Fosamax vs Reclast (Zoledronic Acid): Real-World Evidence Comparison

At a glance
- Drug A / Alendronate (Fosamax), 70 mg oral tablet, once weekly
- Drug B / Zoledronic acid (Reclast), 5 mg IV infusion, once yearly
- Vertebral fracture RRR / Alendronate 47% (FIT, 1998); Zoledronic acid 70% (HORIZON-PFT, 2007)
- Hip fracture RRR / Alendronate 51% (FIT); Zoledronic acid 41% (HORIZON-PFT)
- Real-world adherence at 1 year / Alendronate ~50%; Zoledronic acid ~80 to 90% (single infusion)
- Mortality signal / Zoledronic acid reduced all-cause mortality 28% post-hip-fracture (HORIZON-PFT)
- Key side effect: Alendronate / GI irritation, esophagitis, must remain upright 30 min post-dose
- Key side effect: Zoledronic acid / Acute-phase reaction (flu-like symptoms) in ~30% after first infusion
- Dosing holiday evidence / Both drugs: consider drug holiday after 3 to 5 years in low-to-moderate risk patients per 2022 AACE guidelines
- Cost / Generic alendronate ~$10, $20/month; Reclast infusion ~$300, $1,200/year depending on site of care
What Are These Two Drugs and How Do They Work?
Both alendronate and zoledronic acid belong to the nitrogen-containing bisphosphonate class. They bind hydroxyapatite on bone surfaces and are ingested by osteoclasts, where they inhibit farnesyl pyrophosphate synthase, an enzyme in the mevalonate pathway. This halts osteoclast-mediated bone resorption. The pharmacological mechanism is identical; the route, dosing frequency, and pharmacokinetics differ substantially.
Alendronate (Fosamax)
Alendronate was FDA-approved for postmenopausal osteoporosis in 1995 [1]. The standard dose for treatment is 70 mg orally once weekly (or 10 mg daily). Oral bioavailability is approximately 0.6 to 0.7% under fasting conditions and drops by roughly 60% when taken with food or coffee [2]. Patients must take alendronate with plain water at least 30 minutes before eating and stay upright to minimize esophageal exposure.

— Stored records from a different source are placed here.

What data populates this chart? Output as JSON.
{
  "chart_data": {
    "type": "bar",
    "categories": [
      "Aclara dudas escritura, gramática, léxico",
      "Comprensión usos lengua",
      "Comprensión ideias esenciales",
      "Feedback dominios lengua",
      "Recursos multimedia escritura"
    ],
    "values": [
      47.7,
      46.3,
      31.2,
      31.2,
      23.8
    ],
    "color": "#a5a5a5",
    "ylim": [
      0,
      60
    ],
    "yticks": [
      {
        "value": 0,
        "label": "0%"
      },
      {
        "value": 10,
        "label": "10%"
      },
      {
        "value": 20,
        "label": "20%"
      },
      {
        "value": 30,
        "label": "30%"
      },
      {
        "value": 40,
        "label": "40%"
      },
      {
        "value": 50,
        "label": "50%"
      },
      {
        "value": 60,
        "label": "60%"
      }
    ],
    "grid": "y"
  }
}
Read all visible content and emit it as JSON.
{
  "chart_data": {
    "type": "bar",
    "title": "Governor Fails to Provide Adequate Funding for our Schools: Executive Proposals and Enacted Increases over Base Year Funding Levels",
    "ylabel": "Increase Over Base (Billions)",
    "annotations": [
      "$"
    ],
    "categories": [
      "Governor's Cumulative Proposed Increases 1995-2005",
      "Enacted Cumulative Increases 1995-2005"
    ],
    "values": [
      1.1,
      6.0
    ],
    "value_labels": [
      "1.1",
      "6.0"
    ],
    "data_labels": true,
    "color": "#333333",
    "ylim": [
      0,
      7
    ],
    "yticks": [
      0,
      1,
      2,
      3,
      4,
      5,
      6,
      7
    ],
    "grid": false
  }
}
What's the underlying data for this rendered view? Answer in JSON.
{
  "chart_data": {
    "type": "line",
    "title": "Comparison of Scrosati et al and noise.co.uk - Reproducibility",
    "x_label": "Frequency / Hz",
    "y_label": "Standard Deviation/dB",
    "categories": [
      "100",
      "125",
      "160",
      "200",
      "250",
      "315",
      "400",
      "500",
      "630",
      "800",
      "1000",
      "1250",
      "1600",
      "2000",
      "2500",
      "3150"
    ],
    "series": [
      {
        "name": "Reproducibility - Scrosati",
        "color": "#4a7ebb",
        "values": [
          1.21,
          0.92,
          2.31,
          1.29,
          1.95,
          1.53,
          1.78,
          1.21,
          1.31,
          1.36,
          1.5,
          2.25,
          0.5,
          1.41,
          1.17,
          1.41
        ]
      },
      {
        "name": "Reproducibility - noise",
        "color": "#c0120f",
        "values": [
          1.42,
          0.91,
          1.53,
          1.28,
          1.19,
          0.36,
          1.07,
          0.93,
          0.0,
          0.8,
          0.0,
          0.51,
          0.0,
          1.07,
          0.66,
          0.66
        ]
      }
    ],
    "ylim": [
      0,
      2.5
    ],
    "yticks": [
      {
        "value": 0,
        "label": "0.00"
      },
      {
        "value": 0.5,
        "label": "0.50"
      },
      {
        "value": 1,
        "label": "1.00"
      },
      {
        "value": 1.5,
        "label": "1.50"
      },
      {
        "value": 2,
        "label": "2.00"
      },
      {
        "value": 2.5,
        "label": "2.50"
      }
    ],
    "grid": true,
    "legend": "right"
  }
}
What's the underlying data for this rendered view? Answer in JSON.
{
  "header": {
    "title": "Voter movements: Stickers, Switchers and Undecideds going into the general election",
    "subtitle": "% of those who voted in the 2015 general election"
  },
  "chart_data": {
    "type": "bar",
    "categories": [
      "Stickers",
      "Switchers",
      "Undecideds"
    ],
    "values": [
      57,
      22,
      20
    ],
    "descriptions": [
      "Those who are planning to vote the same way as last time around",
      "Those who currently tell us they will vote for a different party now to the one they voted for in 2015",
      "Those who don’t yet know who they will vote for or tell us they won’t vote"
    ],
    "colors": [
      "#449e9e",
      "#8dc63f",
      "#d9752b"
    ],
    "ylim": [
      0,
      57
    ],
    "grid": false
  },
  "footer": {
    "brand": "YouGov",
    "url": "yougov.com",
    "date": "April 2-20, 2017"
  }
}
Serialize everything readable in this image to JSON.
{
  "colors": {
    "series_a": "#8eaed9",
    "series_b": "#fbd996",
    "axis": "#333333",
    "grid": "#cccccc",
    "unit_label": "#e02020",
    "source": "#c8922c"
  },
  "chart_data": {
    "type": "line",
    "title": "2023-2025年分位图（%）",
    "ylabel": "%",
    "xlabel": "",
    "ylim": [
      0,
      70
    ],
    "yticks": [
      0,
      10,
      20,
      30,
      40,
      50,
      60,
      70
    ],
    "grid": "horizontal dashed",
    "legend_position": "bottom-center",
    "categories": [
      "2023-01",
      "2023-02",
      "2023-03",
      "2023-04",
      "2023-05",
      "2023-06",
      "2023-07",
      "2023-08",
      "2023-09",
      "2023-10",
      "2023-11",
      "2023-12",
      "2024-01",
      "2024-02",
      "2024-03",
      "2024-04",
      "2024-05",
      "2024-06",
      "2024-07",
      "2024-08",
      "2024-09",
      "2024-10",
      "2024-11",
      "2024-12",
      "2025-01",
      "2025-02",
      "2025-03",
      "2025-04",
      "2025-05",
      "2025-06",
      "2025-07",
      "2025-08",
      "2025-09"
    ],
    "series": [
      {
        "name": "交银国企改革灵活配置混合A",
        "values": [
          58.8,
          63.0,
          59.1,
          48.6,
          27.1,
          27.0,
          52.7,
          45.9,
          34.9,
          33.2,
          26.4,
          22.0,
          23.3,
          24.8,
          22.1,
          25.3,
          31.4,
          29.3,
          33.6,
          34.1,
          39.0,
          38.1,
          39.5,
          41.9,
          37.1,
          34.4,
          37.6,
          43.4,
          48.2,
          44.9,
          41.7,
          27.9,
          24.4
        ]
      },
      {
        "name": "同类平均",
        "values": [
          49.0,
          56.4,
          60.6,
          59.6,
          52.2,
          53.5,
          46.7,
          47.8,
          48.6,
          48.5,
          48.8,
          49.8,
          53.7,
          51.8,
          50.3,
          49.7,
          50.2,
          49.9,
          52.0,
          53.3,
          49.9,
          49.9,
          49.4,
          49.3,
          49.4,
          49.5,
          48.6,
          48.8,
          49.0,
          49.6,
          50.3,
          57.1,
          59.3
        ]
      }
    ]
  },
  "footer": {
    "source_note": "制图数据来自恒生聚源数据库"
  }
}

Generic alendronate became widely available after 2008. Today it costs approximately $10, $20 per month at most U.S. Pharmacies, making it the lowest-cost bisphosphonate option.
Zoledronic Acid (Reclast)
Zoledronic acid 5 mg IV was FDA-approved for postmenopausal osteoporosis in 2007 [3]. One 15-minute infusion per year replaces 52 weekly pills. Bioavailability is 100% by definition via IV route. The drug accumulates in bone with a terminal half-life exceeding 10 years, which supports annual or even less-frequent dosing after an initial treatment period [4].
Reclast is also approved for glucocorticoid-induced osteoporosis, Paget disease of bone, and fracture-repair prevention after hip fracture. That last indication is unique among bisphosphonates.
Fracture Efficacy: What the Key Trials Show
FIT (Fracture Intervention Trial), Alendronate
The Fracture Intervention Trial (FIT), published in JAMA in 1998 (N=2,027 women with low femoral-neck BMD), showed that alendronate reduced the risk of vertebral fracture by 47% (relative risk 0.53, 95% CI 0.41 to 0.68) and hip fracture by 51% compared to placebo over approximately 3 years [5]. Non-vertebral fracture risk fell by 20%. FIT remains the foundational efficacy dataset for alendronate.
A separate FIT arm (N=4,432 women with osteopenia but no prevalent fracture) showed smaller but still statistically significant vertebral fracture reductions, confirming benefit across a wider BMD range [6].
HORIZON-PFT, Zoledronic Acid
The Health Outcomes and Reduced Incidence with Zoledronic Acid Once Yearly Key Fracture Trial (HORIZON-PFT), published in NEJM in 2007 (N=7,765 postmenopausal women), showed that a single annual 5 mg IV infusion reduced morphometric vertebral fracture risk by 70% (RR 0.30, 95% CI 0.24 to 0.38, P<0.001) over 3 years [7]. Hip fracture risk fell by 41% and non-vertebral fracture risk by 25%. These are among the largest absolute fracture reductions reported for any osteoporosis drug.
The HORIZON Hip Fracture Trial (N=2,127 patients, mean age 74.5 years) extended these findings: zoledronic acid given within 90 days of surgical hip fracture repair reduced new clinical fracture risk by 35% and, strikingly, all-cause mortality by 28% (HR 0.72, 95% CI 0.56 to 0.93) [8]. No other bisphosphonate trial has demonstrated a survival benefit of this magnitude.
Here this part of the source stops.